Ndesoedisi.com-hari minggu kemarin, Nde mengajak Aira dan mamahnya berjalan-jalan ke flyover km 84-800 Tol Cipali yang berjarak sekitar 1 km dari kediaman Nde.

Meskipun setiap hari Nde melewati flyover tersebut, tetapi biasanya tidak terlalu memperhatikan reflektor mata kucing berwarna merah yang menempel di sepanjang pembatas sisi jalan di flyover tersebut. Ketika kemarin melihat dari dekat, ternyata kondisi reflektor mata kucing banyak yang sudah menjadi korban vandalisme dari orang-orang yang setiap hari 😥 . Bagi yang belum tahu, reflektor mata kucing (cat eye reflector) adalah reflektor atau pemantul cahaya yang di gunakan di jalan raya sebagai marka jalan.

mata kucing di pembatas  jalan tol

mata kucing di pembatas jalan tol

Entah sebuah bentuk keisengan atau memang sebuah penyakit, vandalisme sendiri saat ini tumbuh subur di masyarakat kita. Bahkan beberapa diantaranya cukup mencoreng nama baik negara Indonesia karena dilakukan di negara lain. Menurut Kamus Besar Bahasa Indonesia Online, pengertian vandalisme adalah sebagai berikut :

vandalisme/va·ndal·is·me/n1 perbuatan merusak dan menghancurkan hasil karya seni dan barang berharga lainnya (keindahan alam dsb); 2perusakan dan penghancuran secara kasar dan ganas (sumber: kbbi.web.id)

Berbagai macam bentuk aksi yang termasuk vandalisme adalah mencorat-coret fasilitas umum & milik pribadi, termasuk merusak fasilitas tersebut.

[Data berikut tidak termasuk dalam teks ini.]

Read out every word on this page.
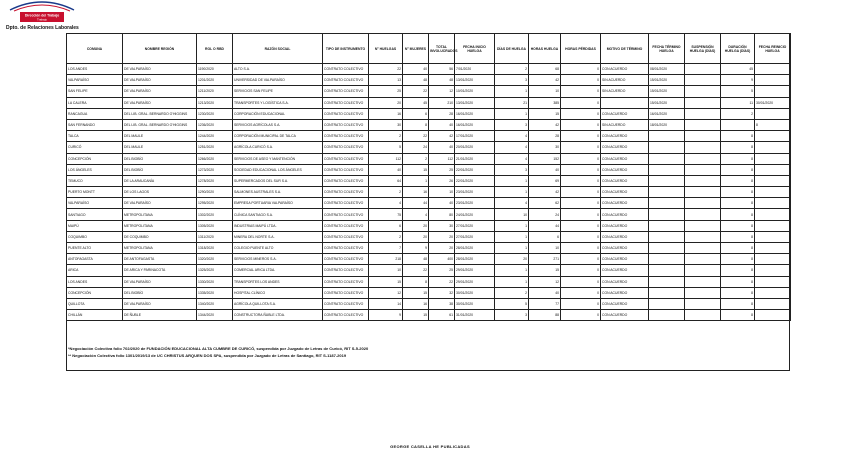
Dirección del Trabajo
Trabajo
Dpto. de Relaciones Laborales
COMUNA	NOMBRE REGIÓN	ROL O RBD	RAZÓN SOCIAL	TIPO DE INSTRUMENTO	N° HUELGAS	N° MUJERES	TOTAL INVOLUCRADOS	FECHA INICIO HUELGA	DÍAS DE HUELGA	HORAS HUELGA	HORAS PÉRDIDAS	MOTIVO DE TÉRMINO	FECHA TÉRMINO HUELGA	SUSPENSIÓN HUELGA (DÍAS)	DURACIÓN HUELGA (DÍAS)	FECHA REINICIO HUELGA
LOS ANDES	DE VALPARAÍSO	1190/2020	ALTO S.A.	CONTRATO COLECTIVO	22	40	56	7/01/2020	2	68	0	CON ACUERDO	08/01/2020		45	
VALPARAÍSO	DE VALPARAÍSO	1201/2020	UNIVERSIDAD DE VALPARAÍSO	CONTRATO COLECTIVO	13	48	48	13/01/2020	3	42	0	SIN ACUERDO	15/01/2020		9	
SAN FELIPE	DE VALPARAÍSO	1211/2020	SERVICIOS SAN FELIPE	CONTRATO COLECTIVO	25	22	12	10/01/2020	1	10	0	SIN ACUERDO	15/01/2020		5	
LA CALERA	DE VALPARAÍSO	1213/2020	TRANSPORTES Y LOGÍSTICA S.A.	CONTRATO COLECTIVO	20	45	210	13/01/2020	21	385	0		15/01/2020		11	30/01/2020
RANCAGUA	DEL LIB. GRAL. BERNARDO O'HIGGINS	1230/2020	CORPORACIÓN EDUCACIONAL	CONTRATO COLECTIVO	16	6	28	16/01/2020	1	15	0	CON ACUERDO	16/01/2020		2	
SAN FERNANDO	DEL LIB. GRAL. BERNARDO O'HIGGINS	1236/2020	SERVICIOS AGRÍCOLAS S.A.	CONTRATO COLECTIVO	30	8	40	16/01/2020	3	42	0	SIN ACUERDO	18/01/2020			8
TALCA	DEL MAULE	1244/2020	CORPORACIÓN MUNICIPAL DE TALCA	CONTRATO COLECTIVO	2	22	42	17/01/2020	4	28	0	CON ACUERDO			8	
CURICÓ	DEL MAULE	1251/2020	AGRÍCOLA CURICÓ S.A.	CONTRATO COLECTIVO	5	24	40	20/01/2020	4	30	0	CON ACUERDO			8	
CONCEPCIÓN	DEL BIOBÍO	1266/2020	SERVICIOS DE ASEO Y MANTENCIÓN	CONTRATO COLECTIVO	112	2	112	21/01/2020	4	152	0	CON ACUERDO			8	
LOS ÁNGELES	DEL BIOBÍO	1273/2020	SOCIEDAD EDUCACIONAL LOS ÁNGELES	CONTRATO COLECTIVO	40	15	25	22/01/2020	3	40	0	CON ACUERDO			8	
TEMUCO	DE LA ARAUCANÍA	1278/2020	SUPERMERCADOS DEL SUR S.A.	CONTRATO COLECTIVO	64	1	26	22/01/2020	1	69	0	CON ACUERDO			8	
PUERTO MONTT	DE LOS LAGOS	1290/2020	SALMONES AUSTRALES S.A.	CONTRATO COLECTIVO	2	16	10	23/01/2020	1	42	0	CON ACUERDO			8	
VALPARAÍSO	DE VALPARAÍSO	1295/2020	EMPRESA PORTUARIA VALPARAÍSO	CONTRATO COLECTIVO	4	44	40	23/01/2020	4	62	0	CON ACUERDO			8	
SANTIAGO	METROPOLITANA	1302/2020	CLÍNICA SANTIAGO S.A.	CONTRATO COLECTIVO	75	4	80	24/01/2020	10	24	0	CON ACUERDO			8	
MAIPÚ	METROPOLITANA	1305/2020	INDUSTRIAS MAIPÚ LTDA.	CONTRATO COLECTIVO	6	20	30	27/01/2020	1	44	0	CON ACUERDO			8	
COQUIMBO	DE COQUIMBO	1311/2020	MINERA DEL NORTE S.A.	CONTRATO COLECTIVO	2	20	20	27/01/2020	1	6	0	CON ACUERDO			8	
PUENTE ALTO	METROPOLITANA	1318/2020	COLEGIO PUENTE ALTO	CONTRATO COLECTIVO	7	9	20	28/01/2020	1	10	0	CON ACUERDO			8	
ANTOFAGASTA	DE ANTOFAGASTA	1320/2020	SERVICIOS MINEROS S.A.	CONTRATO COLECTIVO	218	48	400	28/01/2020	20	271	0	CON ACUERDO			8	
ARICA	DE ARICA Y PARINACOTA	1325/2020	COMERCIAL ARICA LTDA.	CONTRATO COLECTIVO	10	22	25	29/01/2020	1	15	0	CON ACUERDO			8	
LOS ANDES	DE VALPARAÍSO	1330/2020	TRANSPORTES LOS ANDES	CONTRATO COLECTIVO	15	8	22	29/01/2020	1	12	0	CON ACUERDO			8	
CONCEPCIÓN	DEL BIOBÍO	1335/2020	HOSPITAL CLÍNICO	CONTRATO COLECTIVO	12	15	32	30/01/2020	2	40	0	CON ACUERDO			8	
QUILLOTA	DE VALPARAÍSO	1340/2020	AGRÍCOLA QUILLOTA S.A.	CONTRATO COLECTIVO	14	16	38	30/01/2020	5	77	0	CON ACUERDO			8	
CHILLÁN	DE ÑUBLE	1344/2020	CONSTRUCTORA ÑUBLE LTDA.	CONTRATO COLECTIVO	9	15	61	31/01/2020	3	88	0	CON ACUERDO			8	
*Negociación Colectiva folio 702/2020 de FUNDACIÓN EDUCACIONAL ALTA CUMBRE DE CURICÓ, suspendida por Juzgado de Letras de Curicó, RIT S-5-2020
** Negociación Colectiva folio 1301/2019/13 de UC CHRISTUS ARQUEN DOS SPA, suspendida por Juzgado de Letras de Santiago, RIT S-1187-2019
GEORGE CASELLA HE PUBLICADAS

Jadi perusakan reflektor mata kucing di dinding pembatas flyover tersebut termasuk aksi vandalisme.

Setiap sore hari flyover tersebut memang selalu dipenuhi oleh orang-orang (yang kebanyakan adalah abg) nongkrong di flyover tersebut tanpa tujuan yang jelas. Para pelaku vandalisme itu mungkin berpikir bahwa mata kucing itu tidak ada gunanya dan juga bukan milik mereka sehingga tidak masalah apabila dirusak. Padahal mata kucing itu mempunyai fungsi yang penting dan termasuk salah satu fasilitas umum yang harus kita jaga.

banyak yang nongkrong di flyover

setiap sore banyak yang nongkrong di flyover

Kondisi flyover tersebut pada malam hari sangat gelap karena tidak terdapat penerangan.  Dengan adanya mata kucing yang memantulkan cahaya itu akan membantu pengendara melihat posisi pagar pembatas jalan. Sehingga bisa dibilang fungsi dari mata kucing tersebut cukup vital.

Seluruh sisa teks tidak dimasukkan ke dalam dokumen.